Wer nicht gleich eine ganze Glassammlung anlegen möchte, kommt mit zwei oder drei Glasformen bestens aus. Ein Satz Ballongläser deckt den wichtigsten Drink ab — den Gin & Tonic. Ergänzend lohnen sich ein paar Tumbler für spirituosenbetonte Cocktails wie den Negroni und, wenn du gerne pur verkostest, ein kleines Nosing-Glas.

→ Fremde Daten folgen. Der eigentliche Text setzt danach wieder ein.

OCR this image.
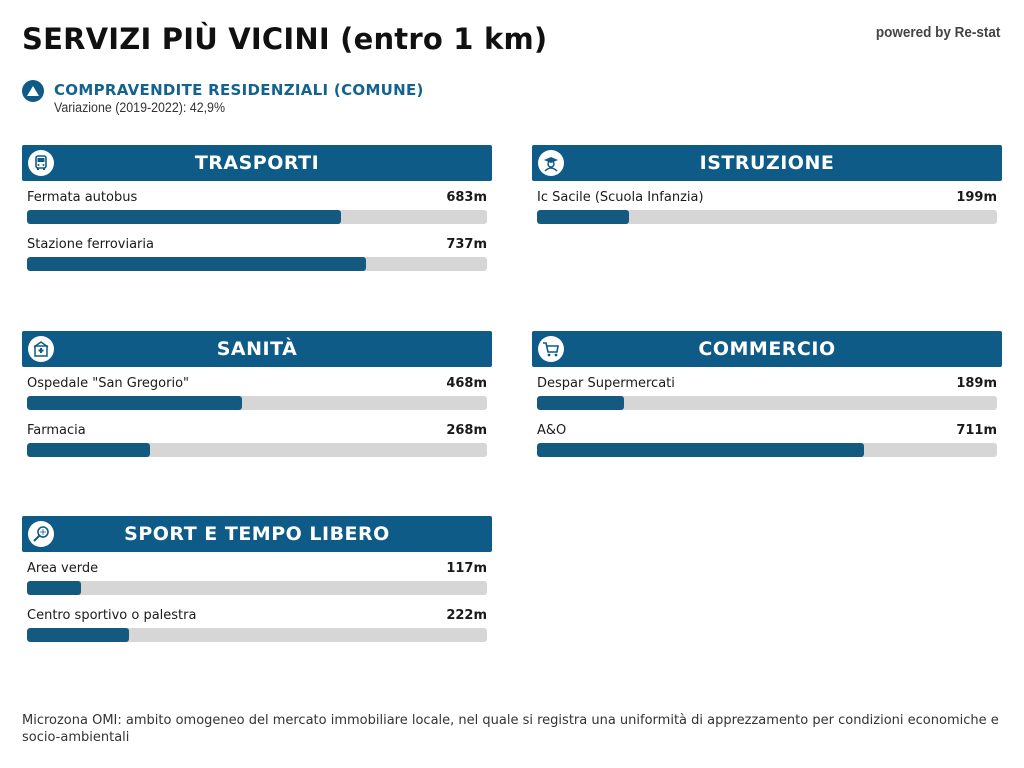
SERVIZI PIÙ VICINI (entro 1 km)	powered by Re-stat
COMPRAVENDITE RESIDENZIALI (COMUNE)
Variazione (2019-2022): 42,9%
TRASPORTI
Fermata autobus	683m
Stazione ferroviaria	737m
ISTRUZIONE
Ic Sacile (Scuola Infanzia)	199m
SANITÀ
Ospedale "San Gregorio"	468m
Farmacia	268m
COMMERCIO
Despar Supermercati	189m
A&O	711m
SPORT E TEMPO LIBERO
Area verde	117m
Centro sportivo o palestra	222m
Microzona OMI: ambito omogeneo del mercato immobiliare locale, nel quale si registra una uniformità di apprezzamento per condizioni economiche e socio-ambientali
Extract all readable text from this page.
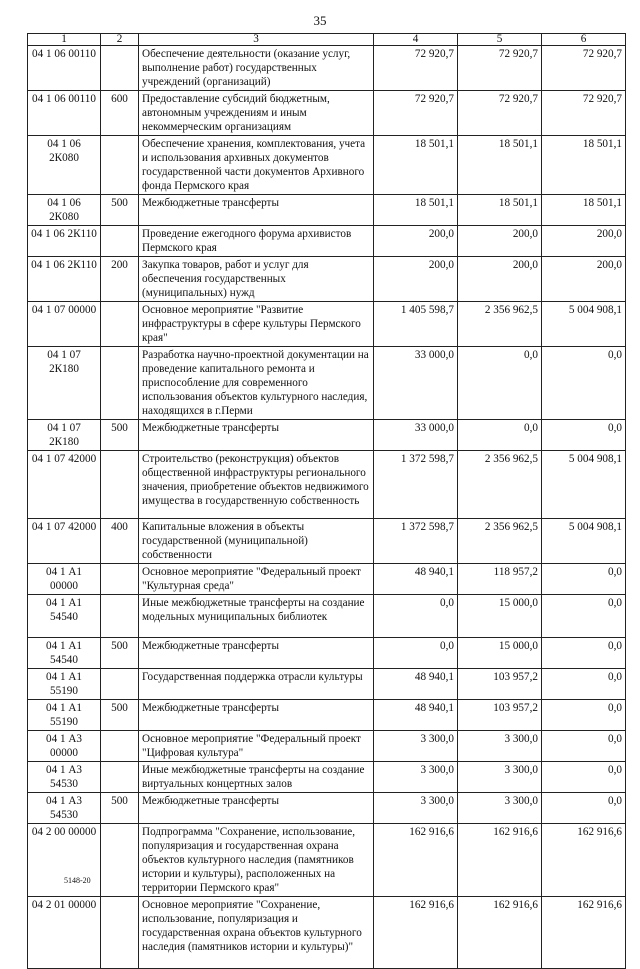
35
1	2	3	4	5	6
04 1 06 00110		Обеспечение деятельности (оказание услуг, выполнение работ) государственных учреждений (организаций)	72 920,7	72 920,7	72 920,7
04 1 06 00110	600	Предоставление субсидий бюджетным, автономным учреждениям и иным некоммерческим организациям	72 920,7	72 920,7	72 920,7
04 1 06 2К080		Обеспечение хранения, комплектования, учета и использования архивных документов государственной части документов Архивного фонда Пермского края	18 501,1	18 501,1	18 501,1
04 1 06 2К080	500	Межбюджетные трансферты	18 501,1	18 501,1	18 501,1
04 1 06 2К110		Проведение ежегодного форума архивистов Пермского края	200,0	200,0	200,0
04 1 06 2К110	200	Закупка товаров, работ и услуг для обеспечения государственных (муниципальных) нужд	200,0	200,0	200,0
04 1 07 00000		Основное мероприятие "Развитие инфраструктуры в сфере культуры Пермского края"	1 405 598,7	2 356 962,5	5 004 908,1
04 1 07 2К180		Разработка научно-проектной документации на проведение капитального ремонта и приспособление для современного использования объектов культурного наследия, находящихся в г.Перми	33 000,0	0,0	0,0
04 1 07 2К180	500	Межбюджетные трансферты	33 000,0	0,0	0,0
04 1 07 42000		Строительство (реконструкция) объектов общественной инфраструктуры регионального значения, приобретение объектов недвижимого имущества в государственную собственность	1 372 598,7	2 356 962,5	5 004 908,1
04 1 07 42000	400	Капитальные вложения в объекты государственной (муниципальной) собственности	1 372 598,7	2 356 962,5	5 004 908,1
04 1 А1 00000		Основное мероприятие "Федеральный проект "Культурная среда"	48 940,1	118 957,2	0,0
04 1 А1 54540		Иные межбюджетные трансферты на создание модельных муниципальных библиотек	0,0	15 000,0	0,0
04 1 А1 54540	500	Межбюджетные трансферты	0,0	15 000,0	0,0
04 1 А1 55190		Государственная поддержка отрасли культуры	48 940,1	103 957,2	0,0
04 1 А1 55190	500	Межбюджетные трансферты	48 940,1	103 957,2	0,0
04 1 А3 00000		Основное мероприятие "Федеральный проект "Цифровая культура"	3 300,0	3 300,0	0,0
04 1 А3 54530		Иные межбюджетные трансферты на создание виртуальных концертных залов	3 300,0	3 300,0	0,0
04 1 А3 54530	500	Межбюджетные трансферты	3 300,0	3 300,0	0,0
04 2 00 00000		Подпрограмма "Сохранение, использование, популяризация и государственная охрана объектов культурного наследия (памятников истории и культуры), расположенных на территории Пермского края"	162 916,6	162 916,6	162 916,6
04 2 01 00000		Основное мероприятие "Сохранение, использование, популяризация и государственная охрана объектов культурного наследия (памятников истории и культуры)"	162 916,6	162 916,6	162 916,6
5148-20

Mit dieser Grundausstattung bist du für nahezu jeden Anlass gerüstet. Welcher Drink in welchem Glas am besten schmeckt, zeigen unsere Cocktail-Rezepte im Detail — vom klassischen Gin & Tonic über den Negroni bis zum Dry Martini.

Häufig gestellte Fragen

Welches Glas eignet sich am besten für Gin & Tonic?
Das große Ballonglas, auch Copa de Balón oder Gin-Tonic-Glas genannt, gilt als ideal. Seine bauchige Form bietet viel Platz für große Eiswürfel und Garnitur, während der nach innen gewölbte Rand die Aromen bündelt und zur Nase führt. Dadurch kommt das Botanical-Profil des Gins besonders gut zur Geltung.
Kann ich Gin & Tonic auch im normalen Longdrinkglas trinken?
Ja, das klassische hohe Longdrinkglas (Highball) ist eine völlig akzeptable und traditionelle Wahl. Es bietet weniger Raum für Aromaentfaltung als ein Ballonglas, hält den Drink aber gut gekühlt und prickelnd. Wer keine speziellen Gin-Gläser besitzt, kann bedenkenlos zum Highball greifen.
Welches Glas nutzt man für ein Gin-Tasting?
Für die Pur-Verkostung eignet sich ein tulpenförmiges Nosing-Glas am besten. Seine nach oben verjüngte Form bündelt die Aromen und führt sie konzentriert zur Nase, sodass sich die einzelnen Botanicals gut erkennen lassen. Solche Gläser kennt man auch von der Whisky- und Cognac-Verkostung.
Welches Glas passt zu einem Martini?
Der klassische Dry Martini wird im namensgebenden Martiniglas serviert — der ikonischen, nach oben breiter werdenden Kegelform mit langem Stiel. Der lange Stiel verhindert, dass die Handwärme den eiskalten Drink erwärmt. Auch eine elegante Coupette eignet sich gut für Martinis und ähnliche Shortdrinks.
Warum hat ein Gin-Glas oft einen langen Stiel?
Der lange Stiel hat einen praktischen Grund: Man hält das Glas am Stiel, ohne den bauchigen Teil zu berühren. So überträgt sich die Handwärme nicht auf den Drink, der dadurch länger kühl bleibt. Gerade bei Gin & Tonic und Martini, die eiskalt am besten schmecken, ist das ein echter Vorteil.
Lohnen sich spezielle Gin-Gläser überhaupt?
Für den gelegentlichen Drink reicht jedes saubere Glas. Wer Gin aber bewusst genießt, profitiert spürbar von passenden Gläsern: Ein Ballonglas bringt die Aromen besser zur Geltung, ein Nosing-Glas erleichtert die Verkostung. Die Investition ist überschaubar und wertet das Trinkerlebnis deutlich auf — auch optisch.